Eight RCTs met the inclusion criteria (3,429 participants, range 246 to 576). Six studies were in adults and adolescents (≥12 years) and two were in children (<12 years). All studies met quality assessment criteria for blinding, complete outcome data and selective outcome reporting. Two studies met criteria for random sequence generation. One study met criteria for allocation concealment. Only one study met all five accepted criteria.

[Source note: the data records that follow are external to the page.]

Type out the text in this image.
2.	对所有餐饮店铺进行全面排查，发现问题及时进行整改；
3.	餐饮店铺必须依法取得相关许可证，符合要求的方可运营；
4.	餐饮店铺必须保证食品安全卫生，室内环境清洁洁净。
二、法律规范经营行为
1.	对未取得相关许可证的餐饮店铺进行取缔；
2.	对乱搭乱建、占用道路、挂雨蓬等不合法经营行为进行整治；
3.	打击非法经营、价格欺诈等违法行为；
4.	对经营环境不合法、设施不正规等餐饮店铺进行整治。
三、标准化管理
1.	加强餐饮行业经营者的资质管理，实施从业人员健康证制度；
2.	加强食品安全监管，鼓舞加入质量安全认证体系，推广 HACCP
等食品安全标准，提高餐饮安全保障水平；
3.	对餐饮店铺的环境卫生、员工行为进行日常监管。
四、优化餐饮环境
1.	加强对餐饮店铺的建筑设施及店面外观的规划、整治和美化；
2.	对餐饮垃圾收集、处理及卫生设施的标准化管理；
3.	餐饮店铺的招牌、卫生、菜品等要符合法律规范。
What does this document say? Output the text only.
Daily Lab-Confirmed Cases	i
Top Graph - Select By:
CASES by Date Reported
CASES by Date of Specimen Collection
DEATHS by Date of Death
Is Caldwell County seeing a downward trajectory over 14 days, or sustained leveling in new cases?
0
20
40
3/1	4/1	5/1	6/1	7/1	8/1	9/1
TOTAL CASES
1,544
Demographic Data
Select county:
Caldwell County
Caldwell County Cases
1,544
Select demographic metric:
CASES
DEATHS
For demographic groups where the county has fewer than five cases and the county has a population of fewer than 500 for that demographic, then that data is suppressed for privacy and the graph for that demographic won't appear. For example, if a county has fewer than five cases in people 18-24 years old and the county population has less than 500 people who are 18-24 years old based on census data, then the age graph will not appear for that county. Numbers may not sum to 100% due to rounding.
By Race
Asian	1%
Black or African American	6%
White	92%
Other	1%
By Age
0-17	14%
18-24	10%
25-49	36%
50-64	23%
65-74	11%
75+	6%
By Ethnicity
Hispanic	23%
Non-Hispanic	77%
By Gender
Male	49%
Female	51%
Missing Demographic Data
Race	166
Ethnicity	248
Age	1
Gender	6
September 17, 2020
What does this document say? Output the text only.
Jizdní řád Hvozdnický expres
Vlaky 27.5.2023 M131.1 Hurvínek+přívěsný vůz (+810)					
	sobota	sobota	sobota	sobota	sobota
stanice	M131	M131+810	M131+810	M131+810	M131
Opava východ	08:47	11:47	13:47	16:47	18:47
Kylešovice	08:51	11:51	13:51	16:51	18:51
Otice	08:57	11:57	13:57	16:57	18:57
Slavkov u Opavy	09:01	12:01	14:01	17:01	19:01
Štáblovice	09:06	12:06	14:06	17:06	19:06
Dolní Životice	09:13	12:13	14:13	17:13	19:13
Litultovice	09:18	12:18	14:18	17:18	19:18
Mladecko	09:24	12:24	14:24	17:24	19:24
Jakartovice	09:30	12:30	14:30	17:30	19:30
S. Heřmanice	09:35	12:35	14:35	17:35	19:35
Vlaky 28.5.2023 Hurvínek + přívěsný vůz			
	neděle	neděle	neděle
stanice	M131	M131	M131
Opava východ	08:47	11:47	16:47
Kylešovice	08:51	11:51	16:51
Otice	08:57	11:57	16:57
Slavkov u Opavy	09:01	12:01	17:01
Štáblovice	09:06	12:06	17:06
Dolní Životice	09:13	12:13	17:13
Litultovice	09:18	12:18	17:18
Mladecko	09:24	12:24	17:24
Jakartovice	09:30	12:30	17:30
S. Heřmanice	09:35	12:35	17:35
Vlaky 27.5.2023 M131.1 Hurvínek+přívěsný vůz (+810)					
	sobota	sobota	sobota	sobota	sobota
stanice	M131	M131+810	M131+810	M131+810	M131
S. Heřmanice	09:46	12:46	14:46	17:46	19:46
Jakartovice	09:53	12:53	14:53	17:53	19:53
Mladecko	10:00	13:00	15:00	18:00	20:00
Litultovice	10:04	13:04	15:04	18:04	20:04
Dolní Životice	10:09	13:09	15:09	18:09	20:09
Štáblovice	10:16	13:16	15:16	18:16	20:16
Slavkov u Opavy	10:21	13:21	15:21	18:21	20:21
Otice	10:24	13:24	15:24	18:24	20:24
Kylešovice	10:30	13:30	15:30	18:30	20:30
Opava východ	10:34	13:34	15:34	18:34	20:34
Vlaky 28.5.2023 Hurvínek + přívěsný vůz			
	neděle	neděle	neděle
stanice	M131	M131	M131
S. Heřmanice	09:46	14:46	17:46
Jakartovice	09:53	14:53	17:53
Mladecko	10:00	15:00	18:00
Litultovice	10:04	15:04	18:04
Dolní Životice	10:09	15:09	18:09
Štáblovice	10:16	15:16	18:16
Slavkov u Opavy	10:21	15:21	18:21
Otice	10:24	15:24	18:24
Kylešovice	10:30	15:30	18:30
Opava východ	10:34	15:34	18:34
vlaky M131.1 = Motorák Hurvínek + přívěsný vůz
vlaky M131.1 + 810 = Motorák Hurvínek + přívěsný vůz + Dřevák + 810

Compared to placebo, omalizumab resulted in significantly fewer asthma exacerbations (RR 0.57, 95% CI 0.48 to 0.66, NNTB=10, 95% CI 7 to 13; eight RCTs). There was no evidence of heterogeneity or publication bias and the result was robust across subgroup and sensitivity analyses.
Omalizumab significantly reduced asthma exacerbations per patient (WMD -0.19, 95% CI -0.23 to -0.14; eight RCTs), hospitalisation rates (RR 0.44, 95% CI 0.23 to 0.83; five RCTs), steroid dose (more than 50% dose reduction RR 1.34, 95% CI 1.23 to 1.46; four RCTs) and steroid use (complete withdrawal RR 1.80, 95% CI 1.42 to 2.28; four RCTs). Some heterogeneity was observed, explained by the inclusion of children with mild asthma in one study. There was no difference between omalizumab and placebo in the rate of withdrawal due to adverse events or serious adverse events.
Results for further secondary outcomes were reported.